If you asked my little brother, he’d probably roll his eyes and say “because they’re cool.” But English professor Jared Hickman of Johns Hopkins has an answer that’s a bit more academic than that: “I do think that, historically speaking, the zombie narrative can perform a sort of critique in an especially hard-hitting way. It represents this loss of autonomy that we as human beings understandably fear.”
Bishop’s main area of zombie interest predates the current craze by a couple of centuries. He studies the cultures of Atlantic slavery and slave rebellions in the 18th and 19th centuries; turns out that the word “zombie” comes from West Africa, translated through various Caribbean Creoles.

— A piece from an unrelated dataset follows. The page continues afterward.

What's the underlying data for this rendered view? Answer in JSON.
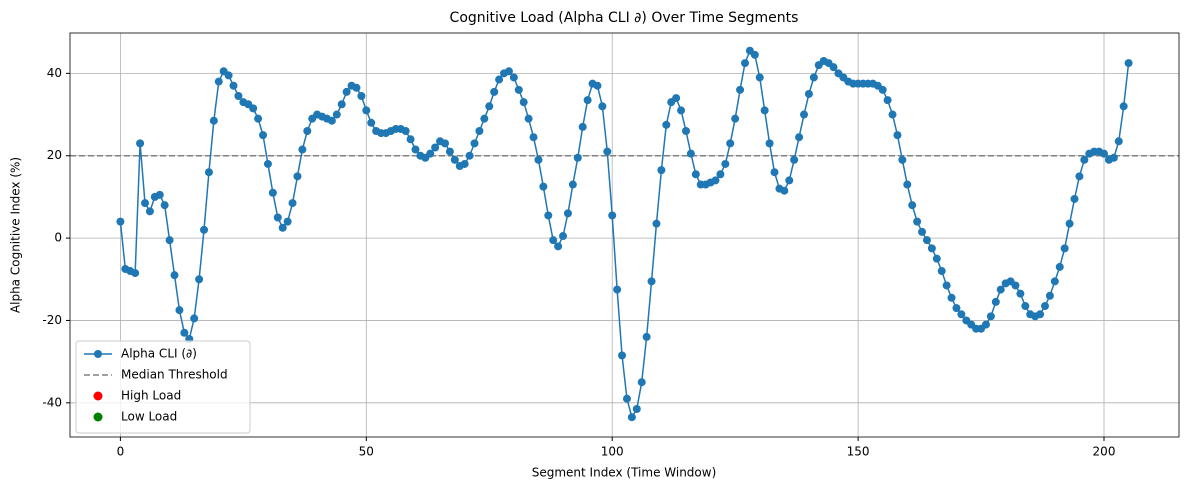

But Hickman has a take on today’s zombies, too:
“I think it is interesting in the post-Romero zombie invasion narrative that the threat is not so pressing that certain conditions of social life can’t be re-created. There’s the possibility of boarding up the house and, at least for a while, holding it off. You don’t need special knowledge or silver bullets. You just need to be able to whack them on the head. So particular to the genre is this possibility that human beings may return to social life after the attack—and all the fascinating questions that go with that. Can we go back to what we had before? Should we go back to what we had before?”
Hickman taught his first undergraduate seminar on zombies this fall. We’d love to read some of those term papers.